Keine rauchenden Schlote und gediegene Herren in den Chefsesseln?
Nein, das Bild stimmt so nicht. Die junge Industrie ist jünger. Wir haben viele Frauen als Mitglieder. Und das Industriebild hat sich auch sehr geändert. Es ist keine verstaubte Industrie, sondern eine, die innovativ ist, und Neuerungen vorantreibt, wie beispielsweise die Digitalisierung. Wir beschäftigen uns auch damit, wie die Lehrberufe der Zukunft aussehen können. Bei uns sind auch Start-ups und Jungunternehmer – wir sind keine Perlohrring besetzte und Dreireiher tragenden Töchter und Söhne von Großindustriellen, wie manche vielleicht denken.
Welche Ziele haben Sie sich als Vorsitzende gesetzt?

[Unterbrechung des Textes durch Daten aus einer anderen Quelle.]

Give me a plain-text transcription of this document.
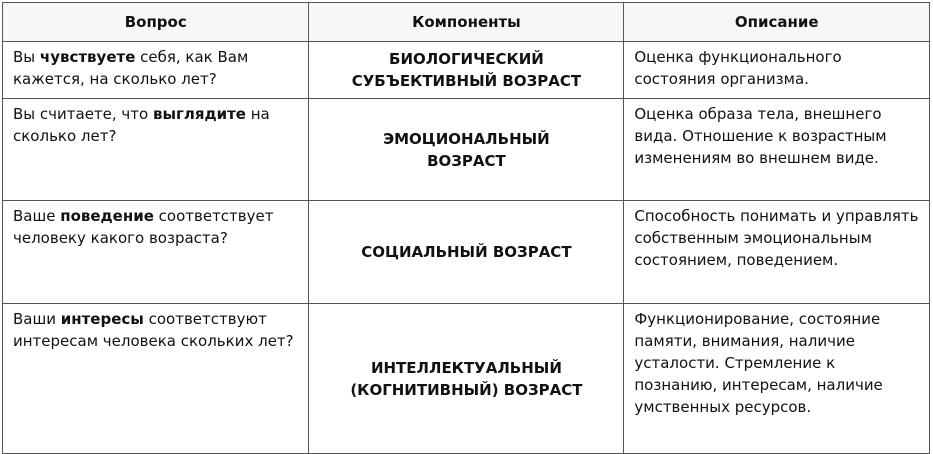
Вопрос	Компоненты	Описание
Вы чувствуете себя, как Вам кажется, на сколько лет?	БИОЛОГИЧЕСКИЙ СУБЪЕКТИВНЫЙ ВОЗРАСТ	Оценка функционального состояния организма.
Вы считаете, что выглядите на сколько лет?	ЭМОЦИОНАЛЬНЫЙ ВОЗРАСТ	Оценка образа тела, внешнего вида. Отношение к возрастным изменениям во внешнем виде.
Ваше поведение соответствует человеку какого возраста?	СОЦИАЛЬНЫЙ ВОЗРАСТ	Способность понимать и управлять собственным эмоциональным состоянием, поведением.
Ваши интересы соответствуют интересам человека скольких лет?	ИНТЕЛЛЕКТУАЛЬНЫЙ (КОГНИТИВНЫЙ) ВОЗРАСТ	Функционирование, состояние памяти, внимания, наличие усталости. Стремление к познанию, интересам, наличие умственных ресурсов.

Tatsächlich können wir politisch noch aktiver werden – nicht parteipolitisch, sondern so, dass die Junge Industrie gehört wird und wir uns stärker einbringen können. Es gibt viele Themen, die junge Führungskräfte betreffen, und ich bin gerne bereit, diese nach außen zu tragen.
Zur Person
Veronika Wüster wurde 1985 in St. Pölten geboren. Aufgewachsen ist sie in Ybbs (Bezirk Melk). Während ihrer Schulzeit im Stiftsgymnasium Melk und ihrem Studium hat sie als Redakteurin bei Zeitungen und Zeitschriften gearbeitet. Veronika Wüster studierte Internationale Entwicklung an der Universität Wien mit einem Auslandsjahr in Paris. Sie hat den Master of Advanced International Studies an der Diplomatischen Akademie gemacht. Seit 2013 arbeitet sie bei Austrian Airlines.